Wheruls are reptilian in appearance, but are warm-blooded, and bear live young. They begin life as quadrupedal creatures very similar in appearance to a monitor lizard, but upon reaching adolescence, changes begin rapidly as the young males engage in violent (but non-lethal) combat for the right to breed with the wherul females.

After mating, the winners begin a rapid transformation into a massive, semi-quadrupedal form covered in iridescent scales, with a heavy tail used for balance when using the forelimbs to manipulate objects. Males are physically powerful, capable of running at high speeds for great distances, but are considerably less mentally capable than the females, and serve as hunters, warriors, and (during long-distance travel) mounts for the smaller females.

The females, after bearing young, become fully bipedal, with roughly humanoid proportions. Unlike the males, their mental faculties are not dulled by the maturing process, and thus they take up the planning and leadership of their yearly raids.

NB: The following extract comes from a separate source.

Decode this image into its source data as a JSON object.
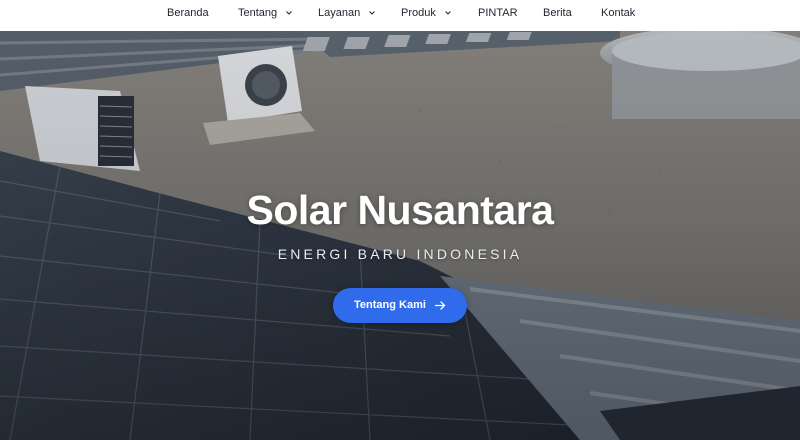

The males that lose the breeding combats become neuters - dull brown, sterile humanoids similar in appearance to females. Wherul neuters develop highly sophisticated vocal chords capable of reproducing sounds outside of the human range of hearing, which may be amplified to very high volume by their inflatable throat sacs. The wherul battle language makes use of these far-travelling frequencies, enabling them to secretly give complex orders across great distances.

The wherul mouth is designed only for biting prey and eating flesh, and thus, wheruls lack the ability to speak words in the fashion of other races. The lizard-like face of a wherul displays no emotion, and their language consists of strange barks, chirps, and hisses. When dealing with other races, wheruls rely instead on their neuters' talent for mimicry to communicate in a strange, broken syntax of words and phrases, perfectly copied from the speech of others that they have heard. The sight of a neuter wherul "speaking" in this fashion, switching voices in the middle of a sentence without moving the lips, can be unsettling.

(Much of this will be familiar to those who followed my old Freed Lands journal, but there's a good deal that has changed. It's my hope that the style of this entry gives you a better idea of the way I'm approaching races in this setting: I'm going for a sense of realism and originality without turning into a biology text or going completely off the wall. We'll see if I can do the same for some of the more typical fantasy races.)